Optimize Order Management With an OMS

An OMS can benefit any company that regularly fills customer orders. After deploying an OMS, a business of any size may see improvements in its order management process — ultimately saving time and money, increasing the chances of a satisfied or repeating customer. The right OMS is the one that fulfills a business’s current needs, can integrate with your company’s current business technologies, and allows room for growth without the hassle of migrating to another system.

NetSuite Order Management, for example, offers the tools necessary for managing and scaling business. It automates and manages an order through its life cycle, from placement to post-sales customer service. This eliminates the need for manual order management while increasing accuracy and efficiency throughout each step of the process. NetSuite Order Management supports complex processes like split shipments and route planning when there are multiple sales channels. It also ensures accurate and updated recordkeeping, which can help companies more accurately plan. In addition, NetSuite Order Management can automatically generate detailed dashboards and reports that offer insights on how to meet or exceed customers’ expectations.


Customer satisfaction is one of the main goals for any company that sells goods or services. That’s because a satisfied customer is more likely to order again from your company, thus generating more revenue. Good order management practices streamline processes to boost efficiency when fulfilling an order. And when combined with order management systems, companies may be better suited to retain customers, thanks to greater order accuracy, quicker deliveries and more efficient customer support.

Order Management FAQs

What is meant by order management?

Order management refers to the stream of processes triggered when a customer places an order. It’s how a company handles the order after it’s been accepted and paid for, and it includes each step from accepting the order to managing post-sales customer communications.

What is the function of order management?

The function of order management is to ensure each customer not only receives their order in a timely manner but is left satisfied with both their purchase and their interaction with the company. At the same time, effective order management can help a business save time and money — especially when utilizing an order management system.

What is order management in the supply chain?

Order management plays a critical role for all businesses that regularly fill customer orders because it touches nearly every step of the supply chain (the network of steps required to get a product to a customer). Specifically, order management includes the process of receiving and accepting an order; picking, packing and shipping the order; and following up with the customer to ensure satisfaction.

What are the elements of order management?
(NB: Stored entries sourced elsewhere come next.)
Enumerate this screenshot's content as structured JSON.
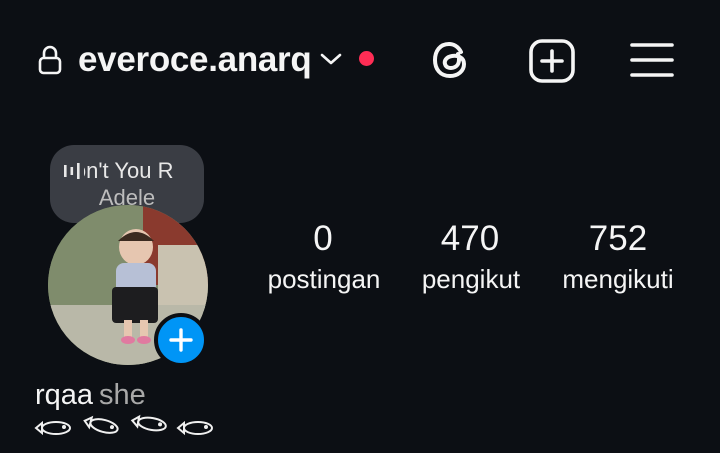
{
  "header": {
    "username": "everoce.anarq",
    "icons": [
      "lock-icon",
      "chevron-down-icon",
      "notification-dot",
      "threads-icon",
      "create-plus-icon",
      "menu-icon"
    ],
    "notification_dot_color": "#ff2d55"
  },
  "note": {
    "song_title": "Don't You R",
    "artist": "Adele",
    "icon": "audio-bars-icon"
  },
  "profile": {
    "add_story_icon": "plus-icon",
    "accent_color": "#0095f6"
  },
  "stats": {
    "posts_count": "0",
    "posts_label": "postingan",
    "followers_count": "470",
    "followers_label": "pengikut",
    "following_count": "752",
    "following_label": "mengikuti"
  },
  "bio": {
    "name": "rqaa",
    "pronouns": "she",
    "emoji_row": "fish-icon x4"
  }
}
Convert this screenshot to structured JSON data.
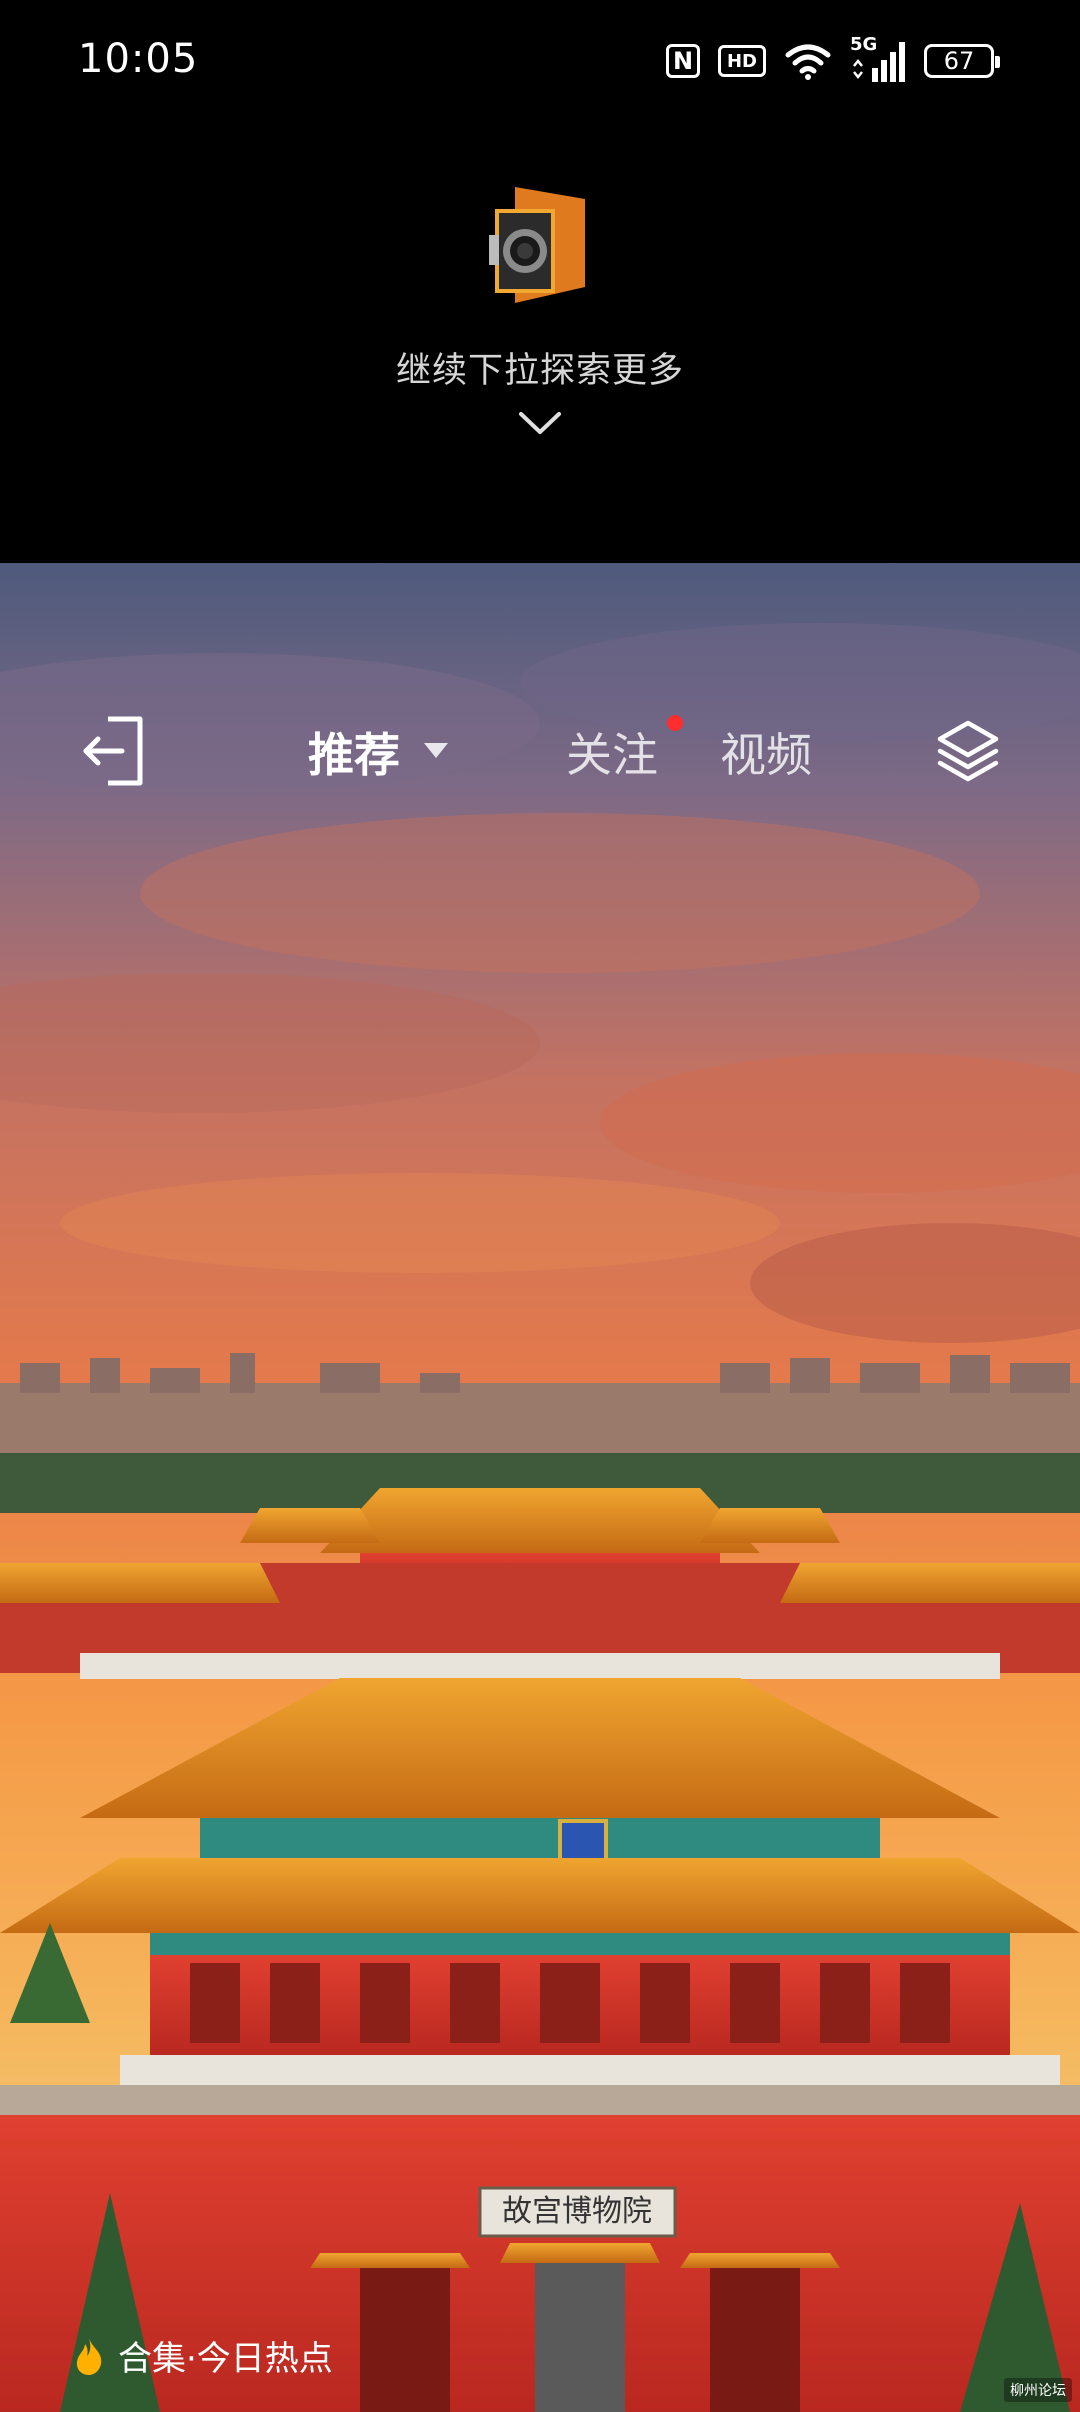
{
  "status_bar": {
    "time": "10:05",
    "nfc_label": "N",
    "hd_label": "HD",
    "network_label": "5G",
    "battery_level": "67"
  },
  "pull_hint": {
    "text": "继续下拉探索更多",
    "icon": "chevron-down-icon"
  },
  "nav": {
    "tabs": [
      {
        "label": "推荐",
        "active": true
      },
      {
        "label": "关注",
        "has_dot": true
      },
      {
        "label": "视频"
      }
    ],
    "left_icon": "exit-icon",
    "right_icon": "layers-icon"
  },
  "collection": {
    "label": "合集·今日热点",
    "icon": "flame-icon"
  },
  "hero": {
    "plaque_text": "故宫博物院",
    "sky_top": "#5b5a78",
    "sky_mid": "#e8804a",
    "roof_color": "#d98a1c",
    "wall_color": "#d3352a"
  },
  "watermark": "柳州论坛"
}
Though every business manages orders differently according to its specific needs, the typical elements of a good order management process include:

  • Receiving and accepting an order. A customer places an order and it’s accepted by the business.
  • Fulfillment. The customer’s order is picked from inventory, carefully packed and sent to a shipping partner that will deliver the order safely and in a timely way.
  • Managing inventory. Inventory is updated, either manually or automatically. This step is crucial because it can help prevent inventory issues like stock-outs.
  • Managing post-sales. The business contacts the customer to receive feedback about their order. This might include a short survey to see how the business did, or instructions for managing item exchanges or returns.